Afferro l'estremità della maglia in modo che diventi una specie di sacca, dove posso mettere i muffin senza bruciarmi; anni di esperienza non mi hanno solo insegnato ad avere paura di determinate cose.

Quando la porta si apre scatto dietro il tavolo, mi rannicchio il più possibile con due dolci nella maglietta, che visto il mio movimento impulsivo, mi scaldano lo stomaco bruciando sia l'emozione che la mia pelle. Sento il persistente calore alla pancia che mi soffoca lentamente, cerco di trattenermi ma il bruciore sta diventando insopportabile.

Con un balzo mi catapulto verso l'unica via d'uscita, senza voltarmi verso le signore le quali inevitabilmente si sono accorte della mia presenza. Mantengo lo sguardo fisso sui muffin per assicurarmi che non cadano da quel contenitore di fortuna che ho fatto con la maglia. Con la coda nell'occhio scorgo Ian poggiato ad una parete, senza pensarci due volte gli afferro il polso con la forza dell'adrenalina e lo trascino via, voltando l'angolo prima che le cuoche possano vederci.

Siamo definitivamente fuori pericolo, non so nemmeno in che corridoio ci troviamo, tutte queste pareti grigie hanno perso significato per me, l'importante è continuare a correre con il suo polso ancora stretto nel pugno. Di solito sono esausta dopo qualche minuto, invece adesso riesco a tenere un'andatura media senza alcuno sforzo. Mi fermo solo quando è palese l'inutilità di questa corsa, soprattutto con i dolci avvolti nella maglietta che mi creano la costante paura di farli cadere.

Poggio tutto il mio peso sul muro e mi lascio scivolare verso il pavimento freddo, i dolori ad i muscoli iniziano a farsi sentire, percepisco quel lieve stiramento che precede il crampo. Non ho mai corso a questa velocità.

Il ragazzo si siede vicino a me, per nulla affaticato, senza nemmeno un segno di stanchezza.

-Per essere la tua prima volta, non è andata male- commento osservando i muffin ancora caldi arrotolati nella mia maglia.

-Non mi aspettavo fossi così..- mi blocco, non c'è esattamente una parola per esprimere questo termine.

-così?- alza un sopracciglio, sta fingendo di non capire.
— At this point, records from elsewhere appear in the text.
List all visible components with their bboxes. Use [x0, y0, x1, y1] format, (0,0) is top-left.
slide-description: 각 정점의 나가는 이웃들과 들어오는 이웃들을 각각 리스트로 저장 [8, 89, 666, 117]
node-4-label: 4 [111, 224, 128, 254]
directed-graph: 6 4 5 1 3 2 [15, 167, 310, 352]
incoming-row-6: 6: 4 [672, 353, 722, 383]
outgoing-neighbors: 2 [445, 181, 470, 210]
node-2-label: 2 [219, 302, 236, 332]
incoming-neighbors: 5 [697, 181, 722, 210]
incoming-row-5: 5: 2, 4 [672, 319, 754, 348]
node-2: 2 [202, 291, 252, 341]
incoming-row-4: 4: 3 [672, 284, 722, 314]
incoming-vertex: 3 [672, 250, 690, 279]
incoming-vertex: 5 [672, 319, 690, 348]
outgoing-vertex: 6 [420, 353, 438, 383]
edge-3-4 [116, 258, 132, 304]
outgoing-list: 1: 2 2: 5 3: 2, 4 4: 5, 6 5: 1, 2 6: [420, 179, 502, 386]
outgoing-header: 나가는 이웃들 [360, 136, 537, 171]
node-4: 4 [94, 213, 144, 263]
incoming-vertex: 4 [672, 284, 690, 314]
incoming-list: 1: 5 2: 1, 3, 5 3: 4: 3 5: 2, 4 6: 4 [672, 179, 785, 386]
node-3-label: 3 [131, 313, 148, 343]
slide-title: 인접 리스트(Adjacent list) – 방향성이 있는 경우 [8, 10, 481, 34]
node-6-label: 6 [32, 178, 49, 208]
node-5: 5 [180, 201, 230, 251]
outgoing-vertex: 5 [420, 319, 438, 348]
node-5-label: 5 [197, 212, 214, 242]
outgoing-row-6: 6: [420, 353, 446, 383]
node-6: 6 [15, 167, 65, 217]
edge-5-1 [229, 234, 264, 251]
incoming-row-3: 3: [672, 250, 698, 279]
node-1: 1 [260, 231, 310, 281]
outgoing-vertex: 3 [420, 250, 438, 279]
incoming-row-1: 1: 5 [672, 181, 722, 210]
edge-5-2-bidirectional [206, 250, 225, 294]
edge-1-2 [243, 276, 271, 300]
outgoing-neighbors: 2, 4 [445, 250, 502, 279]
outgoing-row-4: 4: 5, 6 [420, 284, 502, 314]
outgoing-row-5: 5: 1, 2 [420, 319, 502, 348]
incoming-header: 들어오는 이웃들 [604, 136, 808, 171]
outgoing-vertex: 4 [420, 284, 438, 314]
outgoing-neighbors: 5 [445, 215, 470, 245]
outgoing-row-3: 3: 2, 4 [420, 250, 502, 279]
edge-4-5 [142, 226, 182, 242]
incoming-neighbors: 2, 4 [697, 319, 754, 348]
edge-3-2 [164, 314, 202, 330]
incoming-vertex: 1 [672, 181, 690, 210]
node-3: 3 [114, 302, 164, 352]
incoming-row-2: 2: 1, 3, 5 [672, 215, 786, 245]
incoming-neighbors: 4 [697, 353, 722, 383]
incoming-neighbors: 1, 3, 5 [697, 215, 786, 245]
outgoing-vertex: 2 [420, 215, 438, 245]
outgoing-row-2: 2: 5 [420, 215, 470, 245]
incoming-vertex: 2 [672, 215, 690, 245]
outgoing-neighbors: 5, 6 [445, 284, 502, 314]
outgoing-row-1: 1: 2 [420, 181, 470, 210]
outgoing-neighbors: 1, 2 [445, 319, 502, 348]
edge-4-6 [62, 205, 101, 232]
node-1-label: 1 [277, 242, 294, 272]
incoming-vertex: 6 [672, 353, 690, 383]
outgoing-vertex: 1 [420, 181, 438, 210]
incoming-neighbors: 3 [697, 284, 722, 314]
-ligio al tuo dovere? Osservatore delle regole? - sparo le prime definizioni che mi vengono in mente e che contraddistinguono le persone della sua categoria. Lui si lascia scappare un sorriso, riconoscendo quei soprannomi che sente ogni giorno, specialmente dagli istruttori.

-Tu mi porti sulla cattiva strada-

Forse anche io seguirei le regole se avessi un talento, non lo biasimo per farlo. Ma le stupide norme della Base non riescono a tutelarmi in nessun modo, quindi non vedo perché dovrei rispettarle. Niente impedisce ai miei compagni di picchiarmi o maltrattarmi, non sono nemmeno presa in considerazione, come se la possibilità di non avere un talento sia impossibile.

-Il tuo amico ti aveva avvertito- gli ricordo allontanando la mente dai miei pensieri inutili, mi sono adattata a questa situazione da diversi anni, è stupido rimuginarci su ancora ed è pericoloso pensare di cambiare le cose.

-Sai bene che non siamo amici- mi ribecca senza lasciar trapelare nessun tipo di fastidio, potrebbe parlare di qualsiasi cosa con la stessa calma.

-Immaginavo, eppure lui non mi sembra della stessa idea-

-La cosa bella della mia posizione sociale è che per quanto tu possa trattare male alcune persone, torneranno comunque da te perché ne hanno bisogno- lo osservo incuriosita dal suo discorso.

-Hanno bisogno di vivere nella costante sicurezza della fama, sono disposti a superare qualsiasi litigio pur di mantenere la loro reputazione- adesso il suo tono ha una sfumatura amara, ma sono sicura che abbia spontaneamente deciso di farmelo notare.

-Tu no?- inclino il capo nel vano tentativo di scorgere qualcosa di più, un dettaglio che non sia costruito della sua mente.

-Non ho bisogno degli altri per vivere tranquillo- continua a guardare la parete di fronte, perso in chissà quali pensieri.

-Io vivrei più serena senza gli altri- le mie parole lo incitano a sorridere; osservo ammaliata questa anomalia nel suo sistema perfetto, riesco a vedere la bellezza naturale in quei pochi gesti involontari.

-Allora, cosa hai sentito su di me?- gli porgo un muffin mentre osservo il mio che è posato sulla coscia. Nell'afferrarlo sfiora le mie dita fredde, incatenando ancora di più il mio sguardo sulle gambe; ieri non provavo questo imbarazzo, ma adesso che è giorno sembra tutto così reale.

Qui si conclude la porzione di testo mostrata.